In Bulgaria, the network expansion and optimisation continued, with the number of branches expected to reach 150 by the end of this year. Special emphasis was placed on the promotion of Amex, Visa and Euroline credit cards. Postbank continues to grow, enhancing its market position in all areas, in an environment characterised by the restrictive measures of the Central Bank. In Serbia, where Eurobank owns two banks EFG Eurobank A.D. Beograd and Nacionalna Stedionica Banka (NSB), the latter started the distribution of the retail and deposit products of the former with good results. The recorded growth stands above the market in both retail lending and deposits and leads to significant market share gains. Preparations are underway for a full merger between EFG Eurobank A.D. Beograd and NSB before the end of the year in order to create one strong bank for the Serbian market with extensive nationwide branch coverage -100 branches- combining the strengths of the two banks.

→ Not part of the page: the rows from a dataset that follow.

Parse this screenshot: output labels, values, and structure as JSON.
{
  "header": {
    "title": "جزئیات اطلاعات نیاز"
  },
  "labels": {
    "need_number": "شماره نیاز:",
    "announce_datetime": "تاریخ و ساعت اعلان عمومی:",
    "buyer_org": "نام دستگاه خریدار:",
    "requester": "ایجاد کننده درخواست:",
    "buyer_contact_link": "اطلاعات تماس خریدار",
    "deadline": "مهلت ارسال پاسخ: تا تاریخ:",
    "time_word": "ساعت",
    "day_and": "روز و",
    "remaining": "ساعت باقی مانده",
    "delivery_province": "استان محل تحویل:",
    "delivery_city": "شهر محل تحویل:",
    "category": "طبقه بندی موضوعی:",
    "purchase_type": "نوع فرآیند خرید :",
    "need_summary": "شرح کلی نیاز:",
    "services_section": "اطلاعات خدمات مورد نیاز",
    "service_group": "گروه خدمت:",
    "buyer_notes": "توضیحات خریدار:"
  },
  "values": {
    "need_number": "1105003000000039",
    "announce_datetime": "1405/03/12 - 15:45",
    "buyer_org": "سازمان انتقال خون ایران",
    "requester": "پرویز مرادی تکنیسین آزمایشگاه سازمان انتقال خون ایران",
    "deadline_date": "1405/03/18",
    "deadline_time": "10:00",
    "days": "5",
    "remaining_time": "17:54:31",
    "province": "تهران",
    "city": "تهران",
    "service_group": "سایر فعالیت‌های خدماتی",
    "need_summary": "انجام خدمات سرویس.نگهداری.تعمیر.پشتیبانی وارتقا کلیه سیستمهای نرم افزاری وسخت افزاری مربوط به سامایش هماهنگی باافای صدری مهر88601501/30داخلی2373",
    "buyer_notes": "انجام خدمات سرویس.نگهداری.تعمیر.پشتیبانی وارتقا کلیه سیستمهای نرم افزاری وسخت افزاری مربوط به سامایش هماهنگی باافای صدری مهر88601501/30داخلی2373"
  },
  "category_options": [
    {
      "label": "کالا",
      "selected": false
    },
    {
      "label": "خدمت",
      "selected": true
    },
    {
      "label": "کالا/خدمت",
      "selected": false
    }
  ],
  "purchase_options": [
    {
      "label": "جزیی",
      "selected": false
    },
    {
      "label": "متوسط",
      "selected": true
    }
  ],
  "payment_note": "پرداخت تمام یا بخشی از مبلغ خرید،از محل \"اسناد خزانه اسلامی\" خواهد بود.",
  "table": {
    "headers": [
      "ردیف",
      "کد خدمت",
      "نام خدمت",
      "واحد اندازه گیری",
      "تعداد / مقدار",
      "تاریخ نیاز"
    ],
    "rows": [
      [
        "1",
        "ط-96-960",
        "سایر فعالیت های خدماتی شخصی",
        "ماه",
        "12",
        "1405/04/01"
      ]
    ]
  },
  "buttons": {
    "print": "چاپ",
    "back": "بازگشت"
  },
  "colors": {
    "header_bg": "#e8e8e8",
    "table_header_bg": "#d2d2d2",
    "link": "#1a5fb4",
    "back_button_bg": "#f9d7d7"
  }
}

In Poland, Polbank EFG has a fully operational network of 28 branches at the end of June 2006. Polbank EFG continues to bring innovative products to the market gaining clients preference and trust.
In Turkey, EFG Istanbul Securities continues to gain market shares and to contribute to Eurobank commission income and profitability. The completion of the acquisition of Tekfenbank should further help our operations in the neighbouring country.
Furthermore, Eurobank's agreement to acquire 99% of Universal Bank in Ukraine is a decision of strategic importance. Universal Bank activities are focused on Western Ukraine. The bank operates a network of 32 branches and has ca. 480 employees. Universal Bank employs a variety of distribution channels and offers a wide range of retail and commercial banking products, insurance and investment products, factoring, term financing and custodian services to institutional investors.
Ukraine is expected to experience high rates of economic growth in the medium-term and therefore the acquisition of Universal Bank allows Eurobank to enter an attractive market. The acquisition of Universal Bank in Ukraine follows the roll out of a branch network in Poland and the acquisition of Tekfenbank in Turkey and is consistent with the announced strategy of Eurobank EFG group to expand its activities in the most important markets of Southern and Eastern Europe.

It is stressed that the Summary Financial Data and Information for the period ended 30 June 2006, will be published in the press on Friday, August 4th, 2006.